Suite aux frappes occidentales en Syrie, la Russie a soumis au Conseil de sécurité une résolution les condamnant, mais sans succès. La France entend reprendre la main dans le processus diplomatique.

Sans surprise, le projet de résolution présenté samedi 14 avril par la Russie pour faire condamner les frappes aériennes conduites en Syrie dans la nuit de vendredi à samedi par les Etats-Unis, la France et la Grande-Bretagne n'a pas été adopté par le Conseil de sécurité réuni à la demande de Moscou.
Parmi les membres du Conseil, seules la Russie, la Chine et la Bolivie ont voté en faveur du projet. Huit pays s'y sont opposés, tandis que quatre autres se sont abstenus (Pérou, Kazakhstan, Ethiopie et Guinée Equatoriale)

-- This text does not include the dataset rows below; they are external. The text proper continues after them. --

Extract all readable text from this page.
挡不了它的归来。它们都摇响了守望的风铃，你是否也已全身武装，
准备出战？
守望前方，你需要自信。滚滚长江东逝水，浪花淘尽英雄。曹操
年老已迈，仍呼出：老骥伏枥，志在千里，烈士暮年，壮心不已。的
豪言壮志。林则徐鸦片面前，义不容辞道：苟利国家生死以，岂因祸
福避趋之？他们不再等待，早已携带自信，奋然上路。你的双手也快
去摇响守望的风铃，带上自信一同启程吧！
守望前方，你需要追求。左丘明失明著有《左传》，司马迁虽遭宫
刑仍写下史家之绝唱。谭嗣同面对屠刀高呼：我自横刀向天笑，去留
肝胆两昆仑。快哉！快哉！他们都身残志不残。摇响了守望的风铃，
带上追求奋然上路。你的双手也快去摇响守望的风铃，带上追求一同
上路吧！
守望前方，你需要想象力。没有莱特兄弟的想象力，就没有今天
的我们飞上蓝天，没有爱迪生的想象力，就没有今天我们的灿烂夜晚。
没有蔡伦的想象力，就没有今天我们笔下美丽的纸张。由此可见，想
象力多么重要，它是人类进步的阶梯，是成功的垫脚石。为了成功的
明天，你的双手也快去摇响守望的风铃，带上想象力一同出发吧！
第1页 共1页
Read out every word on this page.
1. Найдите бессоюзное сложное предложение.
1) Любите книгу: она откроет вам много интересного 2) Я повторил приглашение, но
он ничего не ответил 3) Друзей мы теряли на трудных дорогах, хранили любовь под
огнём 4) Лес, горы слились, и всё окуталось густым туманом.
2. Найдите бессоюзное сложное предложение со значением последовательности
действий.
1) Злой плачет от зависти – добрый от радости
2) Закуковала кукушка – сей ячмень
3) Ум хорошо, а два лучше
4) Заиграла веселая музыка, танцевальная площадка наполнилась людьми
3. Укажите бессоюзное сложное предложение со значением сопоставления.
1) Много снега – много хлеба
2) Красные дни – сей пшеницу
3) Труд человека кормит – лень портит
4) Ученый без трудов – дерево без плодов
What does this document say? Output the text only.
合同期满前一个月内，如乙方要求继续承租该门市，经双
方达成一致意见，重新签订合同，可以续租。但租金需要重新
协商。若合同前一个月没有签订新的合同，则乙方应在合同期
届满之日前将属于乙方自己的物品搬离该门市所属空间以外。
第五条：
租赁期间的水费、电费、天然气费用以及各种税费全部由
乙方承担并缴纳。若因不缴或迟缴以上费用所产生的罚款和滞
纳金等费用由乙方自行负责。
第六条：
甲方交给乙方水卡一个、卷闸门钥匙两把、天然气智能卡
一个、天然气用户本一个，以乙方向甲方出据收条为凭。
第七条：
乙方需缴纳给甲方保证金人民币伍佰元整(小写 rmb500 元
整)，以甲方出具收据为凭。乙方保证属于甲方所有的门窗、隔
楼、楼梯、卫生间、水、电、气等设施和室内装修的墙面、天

Le projet de résolution russe avait pour but de "condamner l'agression commise contre la République arabe syrienne par les Etats-Unis et leurs alliés en violation du droit international et de la Charte des Nations unies". Pour être adopté, il aurait dû recueillir neuf voix en sa faveur, sans qu'aucun membre permanent du Conseil de sécurité (Russie, Chine, France, Grande-Bretagne et Etats-Unis) n'y oppose son veto.

 
Paris veut reprendre l’initiative diplomatique
La France entend capitaliser sur ces frappes aériennes et a annoncé vouloir reprendre des initiatives dès lundi à New York, à Bruxelles lors de la réunion des ministres des Affaires étrangères. « Nous allons tracer la feuille de route (vers un règlement pacifique) avec tous ceux qui le voudront », a déclaré le ministère des Affaires étrangères Jean Yves le Drian sur la chaîne de télévision TF1.
Paris semble vouloir agir au-delà du cadre du Conseil de sécurité de l'ONU. M. Heiko Maas, à la tête de la diplomatie allemande, a annoncé que Berlin allait s'engager avec la France pour la mise en place d'"un format international de pays influents" afin de donner un nouvel élan au processus politique. La France  souhaite continuer à dialoguer avec la Russie pour parvenir à "une solution politique", a souligné l'Elysée. La visite du président Emmanuel Macron prévue fin mai en Russie reste d'ailleurs programmée.
Une équipe de l'Organisation pour l'interdiction des armes chimiques (OIAC) va poursuivre pour sa part à Douma pour déterminer la nature exacte des armes employées, mais son rôle ne prévoit pas qu'elle identifie les auteurs de l'attaque.